BALTIMORE -- After an error ruined Andy Pettitte's bid for perfection, the left-hander's effort to console his dejected teammate was absolutely flawless.
Pettitte (12-6) was poised to finish the seventh without allowing a baserunner, but former Oriole Jerry Hairston Jr. let a two-out grounder by Adam Jones slip through his legs for an error. Hairston was playing in place of Alex Rodriguez, who was given the night off.
Nick Markakis followed with an opposite-field single inside the third-base line, drawing further groans from a crowd of 25,063 filled with Yankees fans.
Hairston felt terrible, but Pettitte eased his pain by giving him a hug in the clubhouse.
"He was kind of funny," Hairston said. "He was like, 'You took the pressure off me.' He goes, 'If I haven't thrown a no-hitter by now, then I'm not going to do it.' He was probably the best. He said he didn't want to throw nine innings anyway. That's what type of attitude he has."
Major leaguers long ago found out what kind of pitcher Pettitte is, and his performance against the Orioles showed that he's still got plenty of talent.
"After the fifth inning, I kind of started thinking about it a little bit. It was cool," Pettitte said. "You can't not with the fans; it seemed almost like we were at home, the fans were getting into it so much.
"It's neat for me to be able to do something like that this late in my career. There's not a whole lot that gets me excited, and I didn't get too, too excited about it yet, because I had a whole lot of outs to get. But it was fun."
After Melvin Mora led off the eighth with a home run, Pettitte completed his masterful effort by getting three straight outs.
The 37-year-old Pettitte took his dominance of the Orioles to a new level with a vintage pitching gem that enabled him to move into sole possession of third place on the Yankees career wins list. He broke a tie with Lefty Gomez with his 190th victory with New York, a number bested by only Hall of Famers Whitey Ford (236) and Red Ruffing (231).

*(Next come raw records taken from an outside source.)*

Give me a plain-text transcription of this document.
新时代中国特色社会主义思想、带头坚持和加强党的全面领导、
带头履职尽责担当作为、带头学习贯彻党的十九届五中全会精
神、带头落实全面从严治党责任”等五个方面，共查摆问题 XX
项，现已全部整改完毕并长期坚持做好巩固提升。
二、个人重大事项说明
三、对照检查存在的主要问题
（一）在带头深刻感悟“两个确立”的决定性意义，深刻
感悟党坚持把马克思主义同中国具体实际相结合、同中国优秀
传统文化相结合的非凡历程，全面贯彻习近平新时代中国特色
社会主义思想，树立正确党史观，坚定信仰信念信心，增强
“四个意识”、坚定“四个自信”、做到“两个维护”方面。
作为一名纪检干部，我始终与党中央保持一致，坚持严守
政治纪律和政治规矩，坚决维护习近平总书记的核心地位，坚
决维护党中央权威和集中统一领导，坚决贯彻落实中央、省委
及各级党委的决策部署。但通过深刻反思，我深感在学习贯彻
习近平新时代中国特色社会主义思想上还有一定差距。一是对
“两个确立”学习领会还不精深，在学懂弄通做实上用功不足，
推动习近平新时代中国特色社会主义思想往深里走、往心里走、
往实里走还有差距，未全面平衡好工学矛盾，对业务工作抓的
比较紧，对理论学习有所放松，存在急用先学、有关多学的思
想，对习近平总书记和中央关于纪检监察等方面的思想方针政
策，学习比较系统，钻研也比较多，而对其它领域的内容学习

Pettitte allowed one run and two hits, struck out eight and walked none to improve to 4-0 in his last seven starts. He's 26-6 lifetime against the Orioles, including 16-4 in Baltimore.

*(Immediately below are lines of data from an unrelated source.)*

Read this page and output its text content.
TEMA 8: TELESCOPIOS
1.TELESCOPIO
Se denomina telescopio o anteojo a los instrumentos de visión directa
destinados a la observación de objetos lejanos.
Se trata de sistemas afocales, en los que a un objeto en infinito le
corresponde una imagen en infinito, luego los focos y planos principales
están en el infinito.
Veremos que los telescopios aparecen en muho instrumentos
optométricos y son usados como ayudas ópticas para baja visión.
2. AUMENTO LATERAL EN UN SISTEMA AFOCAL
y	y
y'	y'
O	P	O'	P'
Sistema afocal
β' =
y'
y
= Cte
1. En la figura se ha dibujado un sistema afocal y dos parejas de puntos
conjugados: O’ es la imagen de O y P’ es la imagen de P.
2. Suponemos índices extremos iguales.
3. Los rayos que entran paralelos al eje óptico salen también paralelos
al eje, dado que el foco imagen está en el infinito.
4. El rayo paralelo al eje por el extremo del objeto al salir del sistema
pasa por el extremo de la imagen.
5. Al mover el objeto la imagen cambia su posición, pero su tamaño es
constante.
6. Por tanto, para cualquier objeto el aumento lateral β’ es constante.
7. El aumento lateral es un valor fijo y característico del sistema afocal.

"I think that's the best I've seen Pettitte since I've been up here," said Markakis, in his fourth season with the Orioles. "He was just mixing up his pitches, going in and out, just putting it where he wanted it. I think his ball-to-strike ratio speaks for itself. He was on tonight and he was tough."

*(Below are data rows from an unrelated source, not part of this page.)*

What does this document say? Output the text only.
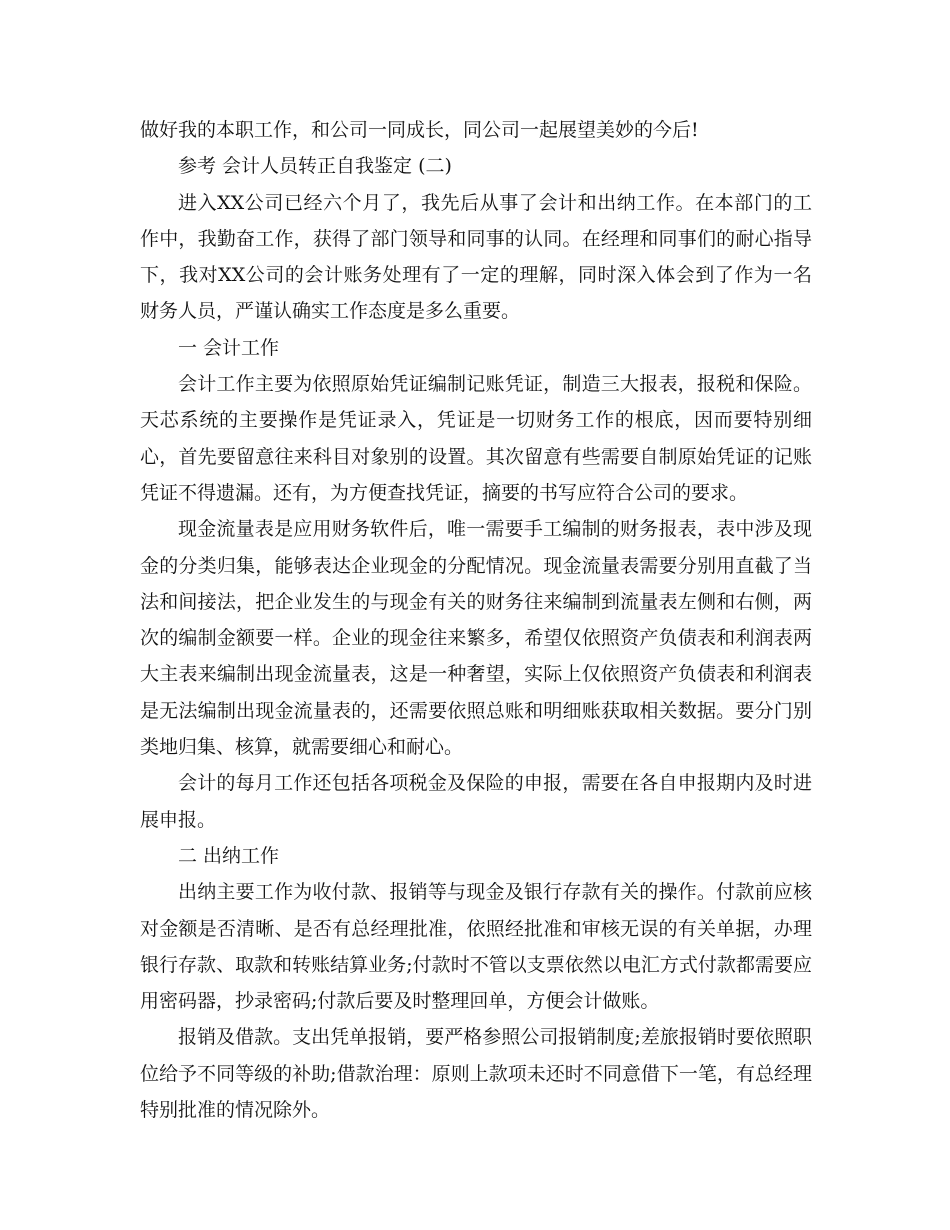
做好我的本职工作，和公司一同成长，同公司一起展望美妙的今后!

参考 会计人员转正自我鉴定 (二)

进入XX公司已经六个月了，我先后从事了会计和出纳工作。在本部门的工作中，我勤奋工作，获得了部门领导和同事的认同。在经理和同事们的耐心指导下，我对XX公司的会计账务处理有了一定的理解，同时深入体会到了作为一名财务人员，严谨认确实工作态度是多么重要。

一 会计工作

会计工作主要为依照原始凭证编制记账凭证，制造三大报表，报税和保险。天芯系统的主要操作是凭证录入，凭证是一切财务工作的根底，因而要特别细心，首先要留意往来科目对象别的设置。其次留意有些需要自制原始凭证的记账凭证不得遗漏。还有，为方便查找凭证，摘要的书写应符合公司的要求。

现金流量表是应用财务软件后，唯一需要手工编制的财务报表，表中涉及现金的分类归集，能够表达企业现金的分配情况。现金流量表需要分别用直截了当法和间接法，把企业发生的与现金有关的财务往来编制到流量表左侧和右侧，两次的编制金额要一样。企业的现金往来繁多，希望仅依照资产负债表和利润表两大主表来编制出现金流量表，这是一种奢望，实际上仅依照资产负债表和利润表是无法编制出现金流量表的，还需要依照总账和明细账获取相关数据。要分门别类地归集、核算，就需要细心和耐心。

会计的每月工作还包括各项税金及保险的申报，需要在各自申报期内及时进展申报。

二 出纳工作

出纳主要工作为收付款、报销等与现金及银行存款有关的操作。付款前应核对金额是否清晰、是否有总经理批准，依照经批准和审核无误的有关单据，办理银行存款、取款和转账结算业务;付款时不管以支票依然以电汇方式付款都需要应用密码器，抄录密码;付款后要及时整理回单，方便会计做账。

报销及借款。支出凭单报销，要严格参照公司报销制度;差旅报销时要依照职位给予不同等级的补助;借款治理：原则上款项未还时不同意借下一笔，有总经理特别批准的情况除外。
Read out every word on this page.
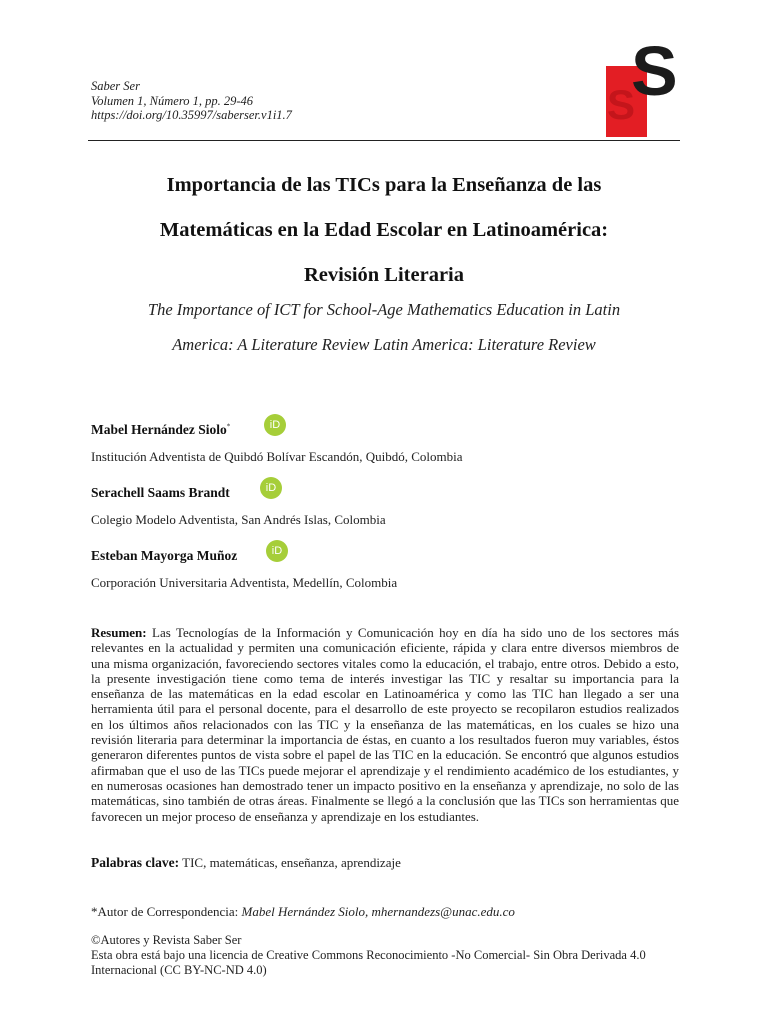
Saber Ser
Volumen 1, Número 1, pp. 29-46
https://doi.org/10.35997/saberser.v1i1.7	S
S
Importancia de las TICs para la Enseñanza de las
Matemáticas en la Edad Escolar en Latinoamérica:
Revisión Literaria
The Importance of ICT for School-Age Mathematics Education in Latin
America: A Literature Review Latin America: Literature Review
Mabel Hernández Siolo*	iD
Institución Adventista de Quibdó Bolívar Escandón, Quibdó, Colombia
Serachell Saams Brandt	iD
Colegio Modelo Adventista, San Andrés Islas, Colombia
Esteban Mayorga Muñoz	iD
Corporación Universitaria Adventista, Medellín, Colombia
Resumen: Las Tecnologías de la Información y Comunicación hoy en día ha sido uno de los sectores más relevantes en la actualidad y permiten una comunicación eficiente, rápida y clara entre diversos miembros de una misma organización, favoreciendo sectores vitales como la educación, el trabajo, entre otros. Debido a esto, la presente investigación tiene como tema de interés investigar las TIC y resaltar su importancia para la enseñanza de las matemáticas en la edad escolar en Latinoamérica y como las TIC han llegado a ser una herramienta útil para el personal docente, para el desarrollo de este proyecto se recopilaron estudios realizados en los últimos años relacionados con las TIC y la enseñanza de las matemáticas, en los cuales se hizo una revisión literaria para determinar la importancia de éstas, en cuanto a los resultados fueron muy variables, éstos generaron diferentes puntos de vista sobre el papel de las TIC en la educación. Se encontró que algunos estudios afirmaban que el uso de las TICs puede mejorar el aprendizaje y el rendimiento académico de los estudiantes, y en numerosas ocasiones han demostrado tener un impacto positivo en la enseñanza y aprendizaje, no solo de las matemáticas, sino también de otras áreas. Finalmente se llegó a la conclusión que las TICs son herramientas que favorecen un mejor proceso de enseñanza y aprendizaje en los estudiantes.
Palabras clave: TIC, matemáticas, enseñanza, aprendizaje
*Autor de Correspondencia: Mabel Hernández Siolo, mhernandezs@unac.edu.co
©Autores y Revista Saber Ser
Esta obra está bajo una licencia de Creative Commons Reconocimiento -No Comercial- Sin Obra Derivada 4.0 Internacional (CC BY-NC-ND 4.0)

Pettitte threw 104 pitches, 73 for strikes. It was the first time he went eight innings since July 20, 2008.
After retiring his first 15 batters, Pettitte began thinking he just might pull off the perfecto.
"I went out there feeling like I've had such good stuff before and gone a few innings, two or three. ... It never comes about, ever," he said. "Like I said, after the fifth inning I really felt good, and I was throwing everything for strikes, putting it right where I wanted to. So it's like, hey, it could happen."
Then, after Hairston botched the grounder, he sheepishly returned the ball to Pettitte.
"I didn't look at him. Nobody feels worse than I do. It's kind of tough to swallow," Hairston said. "It's unfortunate. I really wanted him to do it. All of us did. It's just a shame. But what can you do? I just missed it."
The only thing resembling a close call against Pettitte over the first six innings came when Matt Wieters topped a slow grounder to third with one out in the sixth. Hairston picked up the ball barehanded, and his off-balance throw got Wieters by a step.
Nick Swisher homered and had three hits for the AL East-leading Yankees, who have won four straight and 21 of 27. New York is 10-3 against the Orioles this season.
Baltimore starter Jeremy Guthrie (9-13) allowed two runs and four hits in six innings. The right-hander was good, but on this night he needed to be near perfect to outpitch Pettitte.
Guthrie matched Pettitte for two innings, retiring the first six batters before Swisher led off the third with his 22nd homer and fourth against Baltimore. Melky Cabrera followed with a one-out double but did not advance.
New York used successive doubles by Robinson Cano and Swisher to make it 2-0 in the fourth.
The Yankees pulled away with a three-run eighth that featured an RBI single by Johnny Damon and a two-run double by Cano.
- The Yankees announced ticket prices for potential postseason home games. They range from $5 to $425, and some seats will cost less than they did during the regular season. Season-ticket holders will get the first chance to buy postseason tickets. The date for any public sale hasn't been determined yet.
- Orioles rookie Nolan Reimold's career-high run of reaching base in 17 straight games ended.